# Neuer Eintrag im Kontextmenü



## xtramen01 (30. August 2011)

Hallo Leute,

ich muss sehr oft php Dateien erstellen.
Ich mach das meistens über das Kontextmenü. Also Rechtsklick und dann, neue Textdatei erstellen. Die ich dann wiederum umbenennen muss.

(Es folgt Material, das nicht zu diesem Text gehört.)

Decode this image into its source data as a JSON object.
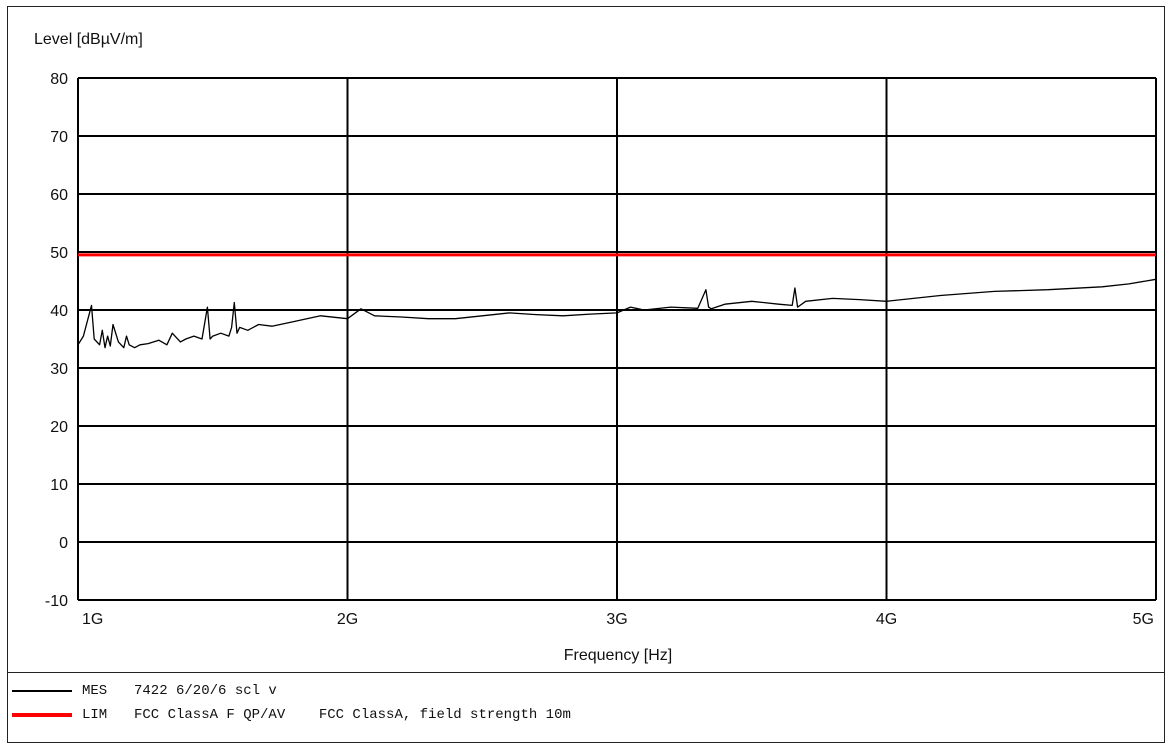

Kann man selbst einen Eintrag ins KOntextmenü vornehmen, das man automatisch die Auswahl hat, um eine PHP Datei zu erstllen?

Vielen Dank.


----------



## ComFreek (30. August 2011)

So kannst du zumindest einen Eintrag machen:

Öffne den Registrierungs-Editor:
Drücke [Windows-Taste]+[R]
Tippe regedit ein und bestätige

Navigiere zu HKEY_CLASSES_ROOT\Directory\shell
Jetzt rechtsklicke im rechten Fensterteil und wähle im Kontextmenü Neu->Schlüssel
Nun kannst du einen Namen aussuchen, der später erscheinen wird
Klicke wieder im rechten Fensterteil mit der sekundären Maustaste und wähle im Kontextmenü Neu->Schlüssel
Dieser Schlüssel muss jetzt "command" heißen
Doppelklicke jetzt auf den Eintrag "(Standard)" im rechten Fenster und gib in das Wert-Feld den Pfad zum Programm ein, das ausgeführt werden soll
Jetzt müsstest du nur noch ein Programm haben, das dich nach dem Namen fragt.


----------



## xtramen01 (30. August 2011)

Danke Dir.


----------